03 - 1 tablespoon olive oil
04 - 2 cloves garlic, minced
05 - 4 cups fresh baby spinach, chopped
06 - 1 cup crumbled feta cheese
07 - 1/2 cup softened cream cheese
08 - 1/4 cup grated Parmesan cheese
09 - 2 green onions, finely sliced
10 - 1 large egg
11 - 1/2 teaspoon dried oregano
12 - 1/4 teaspoon black pepper
13 - 1/4 teaspoon salt

# How to Cook:

01 - Preheat oven to 375°F. Lightly grease a 24-cup mini muffin tin.
02 - Brush each wonton wrapper lightly with olive oil or melted butter. Press one wrapper into each muffin cup, shaping gently to fit.
03 - Bake for 6 to 7 minutes until lightly golden. Remove from oven and set aside.
04 - Heat 1 tablespoon olive oil in a skillet over medium heat. Add minced garlic and sauté for 30 seconds until fragrant.
05 - Add chopped spinach to the skillet and cook, stirring, until wilted (approximately 2 minutes).
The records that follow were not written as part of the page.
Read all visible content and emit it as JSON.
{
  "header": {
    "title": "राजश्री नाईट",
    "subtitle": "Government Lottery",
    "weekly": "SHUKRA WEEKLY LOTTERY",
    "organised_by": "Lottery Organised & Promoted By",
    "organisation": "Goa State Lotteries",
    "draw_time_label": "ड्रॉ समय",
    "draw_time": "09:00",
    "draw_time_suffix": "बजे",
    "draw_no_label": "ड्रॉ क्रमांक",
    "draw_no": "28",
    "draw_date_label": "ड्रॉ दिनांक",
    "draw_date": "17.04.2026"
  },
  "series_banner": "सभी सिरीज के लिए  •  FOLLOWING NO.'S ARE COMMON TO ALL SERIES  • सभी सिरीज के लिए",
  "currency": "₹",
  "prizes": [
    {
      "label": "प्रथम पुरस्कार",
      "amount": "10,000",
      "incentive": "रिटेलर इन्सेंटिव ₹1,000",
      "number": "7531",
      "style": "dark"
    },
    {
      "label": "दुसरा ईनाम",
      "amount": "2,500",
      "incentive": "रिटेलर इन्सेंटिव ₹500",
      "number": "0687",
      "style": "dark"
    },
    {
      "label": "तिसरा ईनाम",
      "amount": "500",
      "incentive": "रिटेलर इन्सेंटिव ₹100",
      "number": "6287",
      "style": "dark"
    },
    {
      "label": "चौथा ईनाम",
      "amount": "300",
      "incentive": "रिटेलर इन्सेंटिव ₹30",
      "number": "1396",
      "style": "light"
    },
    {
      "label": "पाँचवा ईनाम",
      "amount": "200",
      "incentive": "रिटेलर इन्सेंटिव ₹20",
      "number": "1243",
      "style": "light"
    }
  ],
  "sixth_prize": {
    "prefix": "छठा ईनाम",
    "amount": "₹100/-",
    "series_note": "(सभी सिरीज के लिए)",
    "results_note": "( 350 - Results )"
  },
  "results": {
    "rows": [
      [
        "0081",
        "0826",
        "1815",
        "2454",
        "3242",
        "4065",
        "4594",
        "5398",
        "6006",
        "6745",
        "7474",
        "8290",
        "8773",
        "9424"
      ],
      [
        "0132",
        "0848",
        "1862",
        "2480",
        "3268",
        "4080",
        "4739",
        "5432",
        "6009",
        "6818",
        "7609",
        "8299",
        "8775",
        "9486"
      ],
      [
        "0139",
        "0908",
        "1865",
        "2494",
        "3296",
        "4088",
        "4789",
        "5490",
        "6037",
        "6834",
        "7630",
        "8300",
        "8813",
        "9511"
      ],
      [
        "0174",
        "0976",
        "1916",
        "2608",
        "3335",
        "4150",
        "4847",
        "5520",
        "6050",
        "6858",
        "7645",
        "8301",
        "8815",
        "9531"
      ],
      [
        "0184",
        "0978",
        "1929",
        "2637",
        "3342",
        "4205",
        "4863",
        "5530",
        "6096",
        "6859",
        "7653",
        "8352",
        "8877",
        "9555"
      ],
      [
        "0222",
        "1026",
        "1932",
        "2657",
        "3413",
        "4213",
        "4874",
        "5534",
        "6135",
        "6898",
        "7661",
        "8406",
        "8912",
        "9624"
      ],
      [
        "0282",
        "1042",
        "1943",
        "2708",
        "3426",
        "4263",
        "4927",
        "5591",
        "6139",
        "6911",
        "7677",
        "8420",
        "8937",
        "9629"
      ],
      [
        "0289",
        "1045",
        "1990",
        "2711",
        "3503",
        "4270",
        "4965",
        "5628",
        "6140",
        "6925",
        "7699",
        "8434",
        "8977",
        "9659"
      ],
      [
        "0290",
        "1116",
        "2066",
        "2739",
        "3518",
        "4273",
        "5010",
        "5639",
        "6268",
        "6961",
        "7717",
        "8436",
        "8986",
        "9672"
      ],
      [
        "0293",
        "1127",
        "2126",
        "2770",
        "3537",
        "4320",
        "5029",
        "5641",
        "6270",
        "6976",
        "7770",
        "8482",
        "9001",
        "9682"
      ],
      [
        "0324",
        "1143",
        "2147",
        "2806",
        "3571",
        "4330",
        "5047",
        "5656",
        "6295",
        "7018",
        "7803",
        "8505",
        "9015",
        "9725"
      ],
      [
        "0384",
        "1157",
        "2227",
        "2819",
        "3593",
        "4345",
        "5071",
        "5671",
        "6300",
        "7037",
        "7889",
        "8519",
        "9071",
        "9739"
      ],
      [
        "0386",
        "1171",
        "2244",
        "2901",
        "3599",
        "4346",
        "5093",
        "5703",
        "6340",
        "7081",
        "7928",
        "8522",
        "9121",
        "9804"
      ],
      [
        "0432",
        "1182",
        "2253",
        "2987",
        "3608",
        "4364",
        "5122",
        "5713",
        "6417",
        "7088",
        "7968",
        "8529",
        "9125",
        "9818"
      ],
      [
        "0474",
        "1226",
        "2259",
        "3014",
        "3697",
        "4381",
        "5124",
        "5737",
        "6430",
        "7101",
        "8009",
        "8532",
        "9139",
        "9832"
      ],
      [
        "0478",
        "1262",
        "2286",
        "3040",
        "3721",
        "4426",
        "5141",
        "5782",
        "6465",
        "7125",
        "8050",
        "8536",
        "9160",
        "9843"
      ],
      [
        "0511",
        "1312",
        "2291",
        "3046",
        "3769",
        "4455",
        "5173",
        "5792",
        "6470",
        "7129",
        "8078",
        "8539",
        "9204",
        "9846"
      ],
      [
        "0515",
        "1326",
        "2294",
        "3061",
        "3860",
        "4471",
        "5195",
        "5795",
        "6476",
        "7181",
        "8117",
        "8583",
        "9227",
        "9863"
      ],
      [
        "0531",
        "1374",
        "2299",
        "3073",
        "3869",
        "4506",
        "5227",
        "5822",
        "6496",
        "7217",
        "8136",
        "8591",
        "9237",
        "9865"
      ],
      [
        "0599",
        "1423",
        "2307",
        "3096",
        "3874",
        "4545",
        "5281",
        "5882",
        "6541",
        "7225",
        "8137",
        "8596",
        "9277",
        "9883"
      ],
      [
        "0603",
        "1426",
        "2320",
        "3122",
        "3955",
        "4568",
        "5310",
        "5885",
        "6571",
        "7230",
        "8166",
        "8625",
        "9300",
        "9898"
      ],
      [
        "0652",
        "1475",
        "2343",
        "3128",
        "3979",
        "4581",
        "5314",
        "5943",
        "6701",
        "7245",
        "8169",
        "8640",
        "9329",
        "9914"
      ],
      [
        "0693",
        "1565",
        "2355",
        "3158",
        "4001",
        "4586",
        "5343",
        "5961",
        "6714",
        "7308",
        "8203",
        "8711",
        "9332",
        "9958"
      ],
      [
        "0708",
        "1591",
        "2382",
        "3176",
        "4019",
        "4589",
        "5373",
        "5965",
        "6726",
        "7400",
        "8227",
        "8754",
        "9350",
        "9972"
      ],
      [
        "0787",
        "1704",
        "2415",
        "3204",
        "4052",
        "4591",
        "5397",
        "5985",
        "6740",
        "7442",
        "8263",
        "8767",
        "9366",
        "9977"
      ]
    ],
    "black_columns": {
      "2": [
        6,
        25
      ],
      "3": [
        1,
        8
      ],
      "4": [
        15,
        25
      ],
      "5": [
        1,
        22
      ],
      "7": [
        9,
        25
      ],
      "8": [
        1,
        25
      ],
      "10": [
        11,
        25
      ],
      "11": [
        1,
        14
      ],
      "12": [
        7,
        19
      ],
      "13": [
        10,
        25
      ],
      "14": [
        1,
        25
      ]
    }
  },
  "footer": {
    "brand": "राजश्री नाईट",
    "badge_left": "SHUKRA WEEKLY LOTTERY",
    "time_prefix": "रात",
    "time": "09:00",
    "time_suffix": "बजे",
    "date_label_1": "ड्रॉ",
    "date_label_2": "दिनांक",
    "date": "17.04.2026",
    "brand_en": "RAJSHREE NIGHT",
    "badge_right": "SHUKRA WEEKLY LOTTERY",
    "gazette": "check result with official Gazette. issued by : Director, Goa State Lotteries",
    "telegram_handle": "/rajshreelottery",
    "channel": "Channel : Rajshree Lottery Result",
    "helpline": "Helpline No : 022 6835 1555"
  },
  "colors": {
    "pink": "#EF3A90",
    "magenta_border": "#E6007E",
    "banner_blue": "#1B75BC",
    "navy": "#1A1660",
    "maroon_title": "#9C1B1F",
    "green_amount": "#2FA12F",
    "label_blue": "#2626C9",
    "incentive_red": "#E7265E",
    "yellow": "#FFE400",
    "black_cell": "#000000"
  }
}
Remove from heat and allow to cool slightly.
06 - In a mixing bowl, combine feta cheese, cream cheese, Parmesan cheese, green onions, egg, oregano, black pepper, and salt. Stir in the cooled spinach mixture until thoroughly combined.
07 - Spoon approximately 1 tablespoon of filling into each pre-baked wonton cup.
08 - Return to oven and bake for 8 to 10 minutes, until the filling is set and the edges are golden brown.
09 - Cool for 5 minutes before serving. Serve warm or at room temperature.

# Expert Advice:

01 -
  • They look fancy enough to impress but honest enough that you won't stress in the kitchen.
  • The filling comes together in one bowl while the shells get their head start, so there's zero juggling involved.
  • Cold, warm, or room temperature, they taste just as good at midnight as they do fresh from the oven.
02 -
  • If you use frozen spinach, thaw it thoroughly and squeeze out every drop of water—excess moisture is the enemy of a set filling and crispy cups.
  • Don't skip letting the spinach cool slightly; warm spinach will cook your egg before you've even finished mixing, which sounds dramatic but really does happen.
03 -
  • Brush the wonton wrappers generously but not soakingly—you want them to crisp, not become soggy, so err on the side of less oil.
  • If your muffin tin is particularly deep, the wonton shells might need an extra minute or two in the oven, so trust your eyes and your kitchen's rhythm more than the timer.